Hi all, just have a question about the state of my new power tubes. I recently replaced the tubes in my super and am just wondering if they look okay to your eyes. I own a bias probe and I biased the amp, so it is set at the correct setting and the amp sounds great and is'nt making any odd noises. They seem to look like they are glowing orange to me, I don't see the normal red I find in pictures of red hot tubes. It doesn't seem to be running too hot so I think it is running properly. I am just curious as to what you think as I have never seen a tube red plate with my own eyes. Sorry about the picures, but it is the best I could do and the do seem to represent the colour of the center plate (if that is what it is called LOL). 

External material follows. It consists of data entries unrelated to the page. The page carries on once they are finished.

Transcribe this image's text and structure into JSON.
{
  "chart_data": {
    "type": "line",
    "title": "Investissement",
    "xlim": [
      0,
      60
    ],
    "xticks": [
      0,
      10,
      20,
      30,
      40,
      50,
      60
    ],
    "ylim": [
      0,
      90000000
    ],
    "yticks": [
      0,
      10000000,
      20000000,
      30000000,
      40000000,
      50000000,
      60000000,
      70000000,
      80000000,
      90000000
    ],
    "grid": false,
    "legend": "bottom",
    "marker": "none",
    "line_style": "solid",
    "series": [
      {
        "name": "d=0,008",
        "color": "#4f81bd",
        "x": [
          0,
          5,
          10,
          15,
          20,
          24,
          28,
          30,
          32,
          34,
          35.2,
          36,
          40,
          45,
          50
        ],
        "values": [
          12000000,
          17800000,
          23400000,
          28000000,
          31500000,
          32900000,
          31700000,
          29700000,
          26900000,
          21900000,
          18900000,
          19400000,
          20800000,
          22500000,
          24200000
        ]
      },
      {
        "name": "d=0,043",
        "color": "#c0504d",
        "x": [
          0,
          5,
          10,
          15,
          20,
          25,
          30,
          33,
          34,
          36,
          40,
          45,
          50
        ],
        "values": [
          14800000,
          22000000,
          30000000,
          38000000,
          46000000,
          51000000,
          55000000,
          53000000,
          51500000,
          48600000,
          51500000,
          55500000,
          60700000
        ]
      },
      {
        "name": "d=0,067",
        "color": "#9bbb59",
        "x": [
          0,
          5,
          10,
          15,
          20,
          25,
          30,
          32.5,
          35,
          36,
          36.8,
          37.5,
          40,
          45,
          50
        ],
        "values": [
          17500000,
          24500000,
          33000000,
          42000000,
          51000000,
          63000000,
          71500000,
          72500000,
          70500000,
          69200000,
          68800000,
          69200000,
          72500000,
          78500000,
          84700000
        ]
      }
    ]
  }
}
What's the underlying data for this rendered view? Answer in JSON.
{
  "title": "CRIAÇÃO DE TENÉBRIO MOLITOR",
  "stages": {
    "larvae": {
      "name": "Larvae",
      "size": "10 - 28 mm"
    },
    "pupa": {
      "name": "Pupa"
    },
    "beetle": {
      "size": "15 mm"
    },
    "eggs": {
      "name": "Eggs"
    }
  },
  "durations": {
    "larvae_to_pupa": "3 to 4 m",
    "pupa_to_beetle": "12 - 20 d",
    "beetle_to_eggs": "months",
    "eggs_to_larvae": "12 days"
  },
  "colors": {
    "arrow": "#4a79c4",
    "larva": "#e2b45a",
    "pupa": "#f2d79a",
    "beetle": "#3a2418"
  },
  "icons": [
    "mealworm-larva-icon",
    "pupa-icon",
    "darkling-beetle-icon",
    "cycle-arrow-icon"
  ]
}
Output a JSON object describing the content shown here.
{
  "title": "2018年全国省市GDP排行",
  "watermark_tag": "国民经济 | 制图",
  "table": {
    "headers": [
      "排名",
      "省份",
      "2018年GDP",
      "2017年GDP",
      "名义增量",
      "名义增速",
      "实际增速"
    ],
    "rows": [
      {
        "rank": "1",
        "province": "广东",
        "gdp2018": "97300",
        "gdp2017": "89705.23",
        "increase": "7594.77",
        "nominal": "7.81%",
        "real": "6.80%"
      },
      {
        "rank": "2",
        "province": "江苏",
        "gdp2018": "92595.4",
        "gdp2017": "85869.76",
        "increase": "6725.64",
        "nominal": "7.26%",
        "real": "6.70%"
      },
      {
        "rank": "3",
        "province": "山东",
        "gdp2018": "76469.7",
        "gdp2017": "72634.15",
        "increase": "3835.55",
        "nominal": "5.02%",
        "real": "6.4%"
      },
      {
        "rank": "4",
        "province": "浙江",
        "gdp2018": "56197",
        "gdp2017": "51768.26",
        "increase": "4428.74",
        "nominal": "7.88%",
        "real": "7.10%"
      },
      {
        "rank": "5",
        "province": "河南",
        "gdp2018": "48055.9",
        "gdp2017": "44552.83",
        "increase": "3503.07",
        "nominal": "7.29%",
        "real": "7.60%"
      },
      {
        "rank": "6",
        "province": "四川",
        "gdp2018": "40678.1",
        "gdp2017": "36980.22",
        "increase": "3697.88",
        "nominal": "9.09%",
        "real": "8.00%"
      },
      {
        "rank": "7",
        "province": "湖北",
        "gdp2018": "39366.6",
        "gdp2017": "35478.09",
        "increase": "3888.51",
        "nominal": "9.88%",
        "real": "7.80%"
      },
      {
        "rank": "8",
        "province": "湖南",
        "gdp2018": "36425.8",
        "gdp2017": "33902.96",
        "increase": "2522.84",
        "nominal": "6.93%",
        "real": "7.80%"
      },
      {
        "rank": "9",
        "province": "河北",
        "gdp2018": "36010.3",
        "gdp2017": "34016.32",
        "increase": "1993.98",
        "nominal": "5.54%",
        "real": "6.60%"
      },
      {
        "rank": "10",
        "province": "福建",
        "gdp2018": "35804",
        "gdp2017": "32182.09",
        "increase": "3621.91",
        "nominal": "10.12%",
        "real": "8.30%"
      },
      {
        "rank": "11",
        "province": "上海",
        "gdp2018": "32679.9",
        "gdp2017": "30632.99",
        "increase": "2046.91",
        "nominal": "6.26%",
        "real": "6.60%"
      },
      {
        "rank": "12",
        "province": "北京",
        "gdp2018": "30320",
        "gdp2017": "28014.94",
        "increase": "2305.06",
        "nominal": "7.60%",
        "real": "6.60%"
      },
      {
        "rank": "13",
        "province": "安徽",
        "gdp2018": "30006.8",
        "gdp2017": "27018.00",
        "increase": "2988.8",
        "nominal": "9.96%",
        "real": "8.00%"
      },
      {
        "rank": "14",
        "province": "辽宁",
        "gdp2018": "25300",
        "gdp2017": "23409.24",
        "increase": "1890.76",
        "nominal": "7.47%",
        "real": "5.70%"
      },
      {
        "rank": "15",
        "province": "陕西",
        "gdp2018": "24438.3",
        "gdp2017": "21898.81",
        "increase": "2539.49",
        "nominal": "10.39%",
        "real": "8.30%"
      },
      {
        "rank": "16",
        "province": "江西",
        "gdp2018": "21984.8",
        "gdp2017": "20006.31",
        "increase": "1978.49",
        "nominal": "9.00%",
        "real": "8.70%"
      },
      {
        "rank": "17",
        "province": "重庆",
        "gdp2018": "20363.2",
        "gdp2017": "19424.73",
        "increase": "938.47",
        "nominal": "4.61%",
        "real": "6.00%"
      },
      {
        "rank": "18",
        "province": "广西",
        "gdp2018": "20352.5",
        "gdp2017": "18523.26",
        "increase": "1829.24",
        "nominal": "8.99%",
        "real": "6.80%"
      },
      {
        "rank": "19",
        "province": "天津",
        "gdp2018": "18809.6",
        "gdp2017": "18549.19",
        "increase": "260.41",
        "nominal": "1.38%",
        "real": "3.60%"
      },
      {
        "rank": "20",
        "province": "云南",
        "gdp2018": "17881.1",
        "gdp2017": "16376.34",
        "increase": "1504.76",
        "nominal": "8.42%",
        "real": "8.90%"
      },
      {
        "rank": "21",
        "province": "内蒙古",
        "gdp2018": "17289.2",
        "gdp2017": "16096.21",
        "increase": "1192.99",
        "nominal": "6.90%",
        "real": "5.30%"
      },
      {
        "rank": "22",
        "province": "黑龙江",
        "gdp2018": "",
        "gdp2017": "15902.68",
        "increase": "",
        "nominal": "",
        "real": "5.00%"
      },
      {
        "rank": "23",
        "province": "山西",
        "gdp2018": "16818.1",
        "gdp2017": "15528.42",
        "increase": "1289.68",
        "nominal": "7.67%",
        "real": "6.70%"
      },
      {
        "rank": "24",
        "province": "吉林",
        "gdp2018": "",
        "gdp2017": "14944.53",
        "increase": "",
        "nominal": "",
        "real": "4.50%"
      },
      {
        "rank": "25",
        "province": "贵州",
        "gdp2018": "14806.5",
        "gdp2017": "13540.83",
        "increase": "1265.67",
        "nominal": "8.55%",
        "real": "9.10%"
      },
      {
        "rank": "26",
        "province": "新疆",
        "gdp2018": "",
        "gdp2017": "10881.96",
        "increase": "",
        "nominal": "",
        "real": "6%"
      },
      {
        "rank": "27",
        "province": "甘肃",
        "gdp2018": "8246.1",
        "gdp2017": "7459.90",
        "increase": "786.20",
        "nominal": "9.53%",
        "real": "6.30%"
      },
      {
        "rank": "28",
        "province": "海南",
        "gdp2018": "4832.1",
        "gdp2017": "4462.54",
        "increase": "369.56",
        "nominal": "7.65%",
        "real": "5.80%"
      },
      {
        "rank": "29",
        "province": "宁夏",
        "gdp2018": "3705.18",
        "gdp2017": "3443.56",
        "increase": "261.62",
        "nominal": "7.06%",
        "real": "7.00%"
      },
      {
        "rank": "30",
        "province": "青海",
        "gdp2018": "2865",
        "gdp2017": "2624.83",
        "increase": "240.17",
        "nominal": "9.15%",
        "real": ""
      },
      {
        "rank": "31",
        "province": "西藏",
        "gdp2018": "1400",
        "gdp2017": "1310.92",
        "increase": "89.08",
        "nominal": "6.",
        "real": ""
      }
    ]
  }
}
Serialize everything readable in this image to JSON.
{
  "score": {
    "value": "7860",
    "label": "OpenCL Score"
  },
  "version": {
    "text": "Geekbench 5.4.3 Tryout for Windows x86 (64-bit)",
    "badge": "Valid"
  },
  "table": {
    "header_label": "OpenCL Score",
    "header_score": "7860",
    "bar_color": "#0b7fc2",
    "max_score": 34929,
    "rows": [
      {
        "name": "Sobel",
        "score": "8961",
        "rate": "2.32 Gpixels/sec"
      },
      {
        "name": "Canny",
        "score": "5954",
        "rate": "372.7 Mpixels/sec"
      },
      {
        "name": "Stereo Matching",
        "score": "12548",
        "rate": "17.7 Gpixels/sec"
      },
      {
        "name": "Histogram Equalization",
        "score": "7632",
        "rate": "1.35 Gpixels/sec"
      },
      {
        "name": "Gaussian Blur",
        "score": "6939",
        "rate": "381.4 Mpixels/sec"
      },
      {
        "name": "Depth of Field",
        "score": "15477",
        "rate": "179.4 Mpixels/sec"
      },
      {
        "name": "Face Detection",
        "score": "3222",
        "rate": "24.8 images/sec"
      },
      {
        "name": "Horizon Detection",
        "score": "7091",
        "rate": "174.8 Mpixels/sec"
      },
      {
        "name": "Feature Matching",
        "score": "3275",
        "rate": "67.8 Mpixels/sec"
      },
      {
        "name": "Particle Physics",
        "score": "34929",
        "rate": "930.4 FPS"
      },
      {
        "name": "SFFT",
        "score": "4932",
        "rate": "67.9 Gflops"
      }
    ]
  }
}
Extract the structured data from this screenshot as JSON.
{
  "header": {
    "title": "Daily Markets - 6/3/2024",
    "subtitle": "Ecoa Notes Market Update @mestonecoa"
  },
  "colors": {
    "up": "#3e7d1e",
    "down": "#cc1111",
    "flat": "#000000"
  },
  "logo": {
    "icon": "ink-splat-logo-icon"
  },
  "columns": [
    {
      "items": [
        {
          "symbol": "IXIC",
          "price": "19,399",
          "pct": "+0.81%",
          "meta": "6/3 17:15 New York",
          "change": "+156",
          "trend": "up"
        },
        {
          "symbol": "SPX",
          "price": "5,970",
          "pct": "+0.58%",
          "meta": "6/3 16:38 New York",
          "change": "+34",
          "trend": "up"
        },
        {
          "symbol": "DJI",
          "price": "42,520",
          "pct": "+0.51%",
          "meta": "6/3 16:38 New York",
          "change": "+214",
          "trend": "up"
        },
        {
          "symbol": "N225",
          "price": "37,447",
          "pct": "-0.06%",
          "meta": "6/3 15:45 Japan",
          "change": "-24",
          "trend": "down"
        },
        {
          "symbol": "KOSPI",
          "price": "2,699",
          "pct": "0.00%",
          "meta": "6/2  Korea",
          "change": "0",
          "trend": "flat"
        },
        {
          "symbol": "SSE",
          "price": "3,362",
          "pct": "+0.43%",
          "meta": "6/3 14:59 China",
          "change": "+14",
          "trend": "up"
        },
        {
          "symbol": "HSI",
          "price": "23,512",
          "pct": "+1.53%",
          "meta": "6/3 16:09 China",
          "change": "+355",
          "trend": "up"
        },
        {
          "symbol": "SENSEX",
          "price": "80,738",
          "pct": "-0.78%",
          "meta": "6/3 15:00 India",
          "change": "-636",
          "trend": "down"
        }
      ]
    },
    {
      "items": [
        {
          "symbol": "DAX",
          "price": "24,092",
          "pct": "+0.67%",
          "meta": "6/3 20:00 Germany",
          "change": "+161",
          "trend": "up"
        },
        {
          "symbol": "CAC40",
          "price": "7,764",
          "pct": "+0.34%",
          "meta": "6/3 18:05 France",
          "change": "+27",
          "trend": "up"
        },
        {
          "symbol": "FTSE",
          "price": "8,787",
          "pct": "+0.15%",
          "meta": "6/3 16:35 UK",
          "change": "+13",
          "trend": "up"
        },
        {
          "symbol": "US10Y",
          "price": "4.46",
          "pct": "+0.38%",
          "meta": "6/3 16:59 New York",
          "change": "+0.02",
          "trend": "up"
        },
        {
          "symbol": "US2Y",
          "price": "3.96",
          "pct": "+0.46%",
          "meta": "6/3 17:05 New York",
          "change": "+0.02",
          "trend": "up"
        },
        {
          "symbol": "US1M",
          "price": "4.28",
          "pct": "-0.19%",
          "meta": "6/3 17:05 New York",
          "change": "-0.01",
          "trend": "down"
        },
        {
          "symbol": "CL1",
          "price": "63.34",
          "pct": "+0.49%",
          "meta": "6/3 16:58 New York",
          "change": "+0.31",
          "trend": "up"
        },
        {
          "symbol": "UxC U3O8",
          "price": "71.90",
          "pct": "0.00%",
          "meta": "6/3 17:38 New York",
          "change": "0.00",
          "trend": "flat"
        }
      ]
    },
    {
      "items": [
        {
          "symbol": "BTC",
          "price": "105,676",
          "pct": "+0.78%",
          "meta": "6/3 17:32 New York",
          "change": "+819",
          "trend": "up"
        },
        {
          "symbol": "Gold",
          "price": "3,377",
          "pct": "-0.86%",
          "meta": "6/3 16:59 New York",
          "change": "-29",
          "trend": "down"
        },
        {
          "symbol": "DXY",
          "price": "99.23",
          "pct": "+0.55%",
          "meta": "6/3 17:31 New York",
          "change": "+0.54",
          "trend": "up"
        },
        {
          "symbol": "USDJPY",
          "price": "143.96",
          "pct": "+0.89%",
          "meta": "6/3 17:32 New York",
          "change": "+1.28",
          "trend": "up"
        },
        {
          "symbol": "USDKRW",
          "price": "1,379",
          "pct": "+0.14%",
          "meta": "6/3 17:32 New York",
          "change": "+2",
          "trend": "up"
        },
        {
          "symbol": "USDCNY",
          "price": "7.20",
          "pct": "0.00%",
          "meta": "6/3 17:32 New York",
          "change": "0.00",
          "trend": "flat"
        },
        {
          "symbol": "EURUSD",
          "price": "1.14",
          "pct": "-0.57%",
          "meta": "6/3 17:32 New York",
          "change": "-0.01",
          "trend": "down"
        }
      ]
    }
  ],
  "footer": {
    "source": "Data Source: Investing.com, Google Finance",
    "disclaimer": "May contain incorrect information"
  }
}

http://i718.photobucket.com/albums/ww184/JimiGuy7/DSCF0171_zps3f7efda1.jpg

http://i718.photobucket.com/albums/ww184/JimiGuy7/DSCF0174_zps6613228f.jpg

http://i718.photobucket.com/albums/ww184/JimiGuy7/DSCF0170_zps71e9719f.jpg


----------



## WCGill (Mar 27, 2009)

I don't see any red-plating. If the grey metal of the plate, which is the dominant visible structure inside the glass, starts to glow cherry red, then you have a problem. Do a google search and look at the images that come up, worth a thousand or so words.


----------



## zdogma (Mar 21, 2006)

Here's a pic:

http://s948.photobucket.com/user/aluevano2299/media/2011-04-15_12-25-14_753.jpg.html

I've had it happen a couple of times and it usually pretty dramatic.


----------



## JimiGuy7 (Jan 10, 2008)

Sweet, I thought so. I changed the bias balance to a bias adjust, and just wanted to be sure everything looks okay. I went out last night though, and noticed a small amount of hum that sounds a bit like 60 cycle, even though I am using HB's. I am wondering where that could possibly be coming from. Anyone have any ideas?


----------



## guitarman2 (Aug 25, 2006)

Definitely not redplating. I'm having an issue with my amp right now where one tube is redplating. I think I have a blown Plate stopper resistor that happenned when the tube in that socket shorted.


----------



## jb welder (Sep 14, 2010)

JimiGuy7 said:


> Sweet, I thought so. I changed the bias balance to a bias adjust, and just wanted to be sure everything looks okay. I went out last night though, and noticed a small amount of hum that sounds a bit like 60 cycle


 Is this a silverface that had the bias balance which is used to null out the hum? If so, that may be where the hum is coming from. Ideally, you want bias adjust _and_ balance. You can buy matched tubes, but the circuit is not necessarily matched.
Try swapping the output tubes around and see if it has any effect on the hum.


----------



## dtsaudio (Apr 15, 2009)

> Plate stopper resistor


That's a Grid Stopper.



> sounds a bit like 60 cycle


Was the hum there before you changed output tubes? Also did you change the bias trimmer at the same time as replacing the output tubes?

- - - Updated - - -

jb beat me to it. It's possible that the output tubes are not balanced. When that happens any hum present does not cancel completely in the output transfomer and you get an audible hum.


----------